Waste lime as a potential cation source in the phosphate crystallization process.

In this study, the feasibility of waste lime as a potential cation source in phosphate crystallization process was investigated using laboratory scale up flow reactors, adopting sequencing batch type configuration. This research focused on its successful application in a novel sludge treatment process, which is comprised of a high performance fermenter (operating conditions: 55 degree C and pH 9) followed by a crystallization reactor. In the struvite precipitation test using synthetic wastewater, considerable nutrient removal (about 60%) in the form of ammonia and phosphate was observed within 0.5-1 hr of retention time, and only small amounts (< 5%) of ammonia stripping occurred naturally due to the alkaline (pH 9) characteristic of the feed substrate.
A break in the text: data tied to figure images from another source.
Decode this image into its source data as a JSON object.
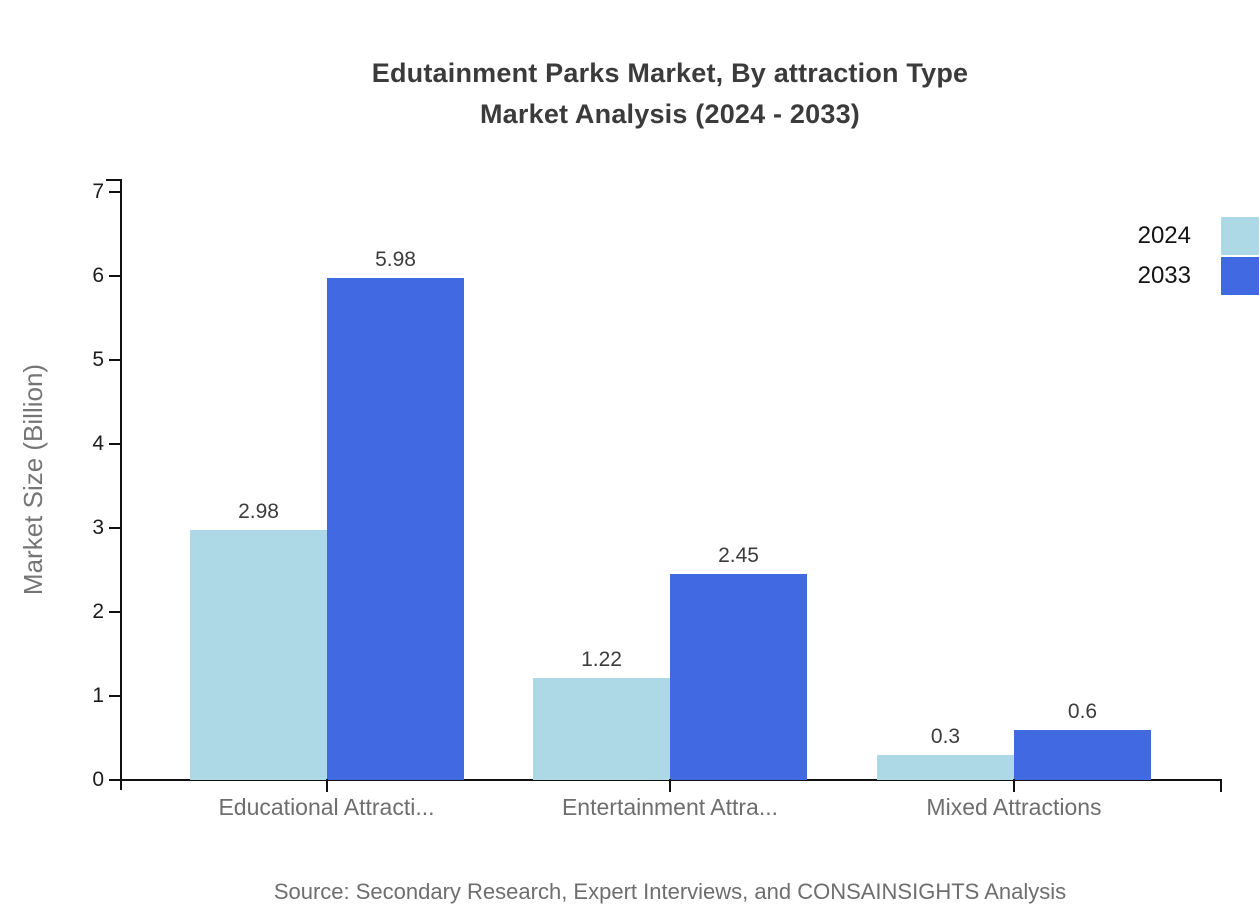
{
  "title": {
    "line1": "Edutainment Parks Market, By attraction Type",
    "line2": "Market Analysis (2024 - 2033)"
  },
  "source": "Source: Secondary Research, Expert Interviews, and CONSAINSIGHTS Analysis",
  "chart_data": {
    "type": "bar",
    "title": "Edutainment Parks Market, By attraction Type Market Analysis (2024 - 2033)",
    "categories": [
      "Educational Attracti...",
      "Entertainment Attra...",
      "Mixed Attractions"
    ],
    "series": [
      {
        "name": "2024",
        "color": "#add8e6",
        "values": [
          2.98,
          1.22,
          0.3
        ]
      },
      {
        "name": "2033",
        "color": "#4169e1",
        "values": [
          5.98,
          2.45,
          0.6
        ]
      }
    ],
    "value_labels": [
      "2.98",
      "5.98",
      "1.22",
      "2.45",
      "0.3",
      "0.6"
    ],
    "xlabel": "",
    "ylabel": "Market Size (Billion)",
    "ylim": [
      0,
      7
    ],
    "yticks": [
      0,
      1,
      2,
      3,
      4,
      5,
      6,
      7
    ],
    "grid": false,
    "legend_position": "top-right"
  }
}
By replacing the synthetic wastewater with the fermentation effluent, the optimal dosage of magnesium salt for struvite precipitation was 0.86 g Mg g(-1) P, similar to the mass ratio of the struvite. The optimal dosage of waste lime was 0.3 g 1(-1), resulting in 80 % of NH4-N and 41% of PO3-P removal, at about 3 hrs of retention time. Microscopic analysis showed that amorphous crystals were mainly observed in the settled solids with waste lime addition whereas prism-like crystals were found in the system with magnesium salt added. Mass balance analysis in full-scale model plants (Q=158,880 m(3)d(-1)) based on the present experimental results revealed that nutrient recycle loading from side stream to main liquid stream would be significantly reduced. The results of the experiment reveal that reuse of industrial waste lime in a nutrient recovery system has the various advantages such as higher economical benefits and sustainable treatment of the industrial waste.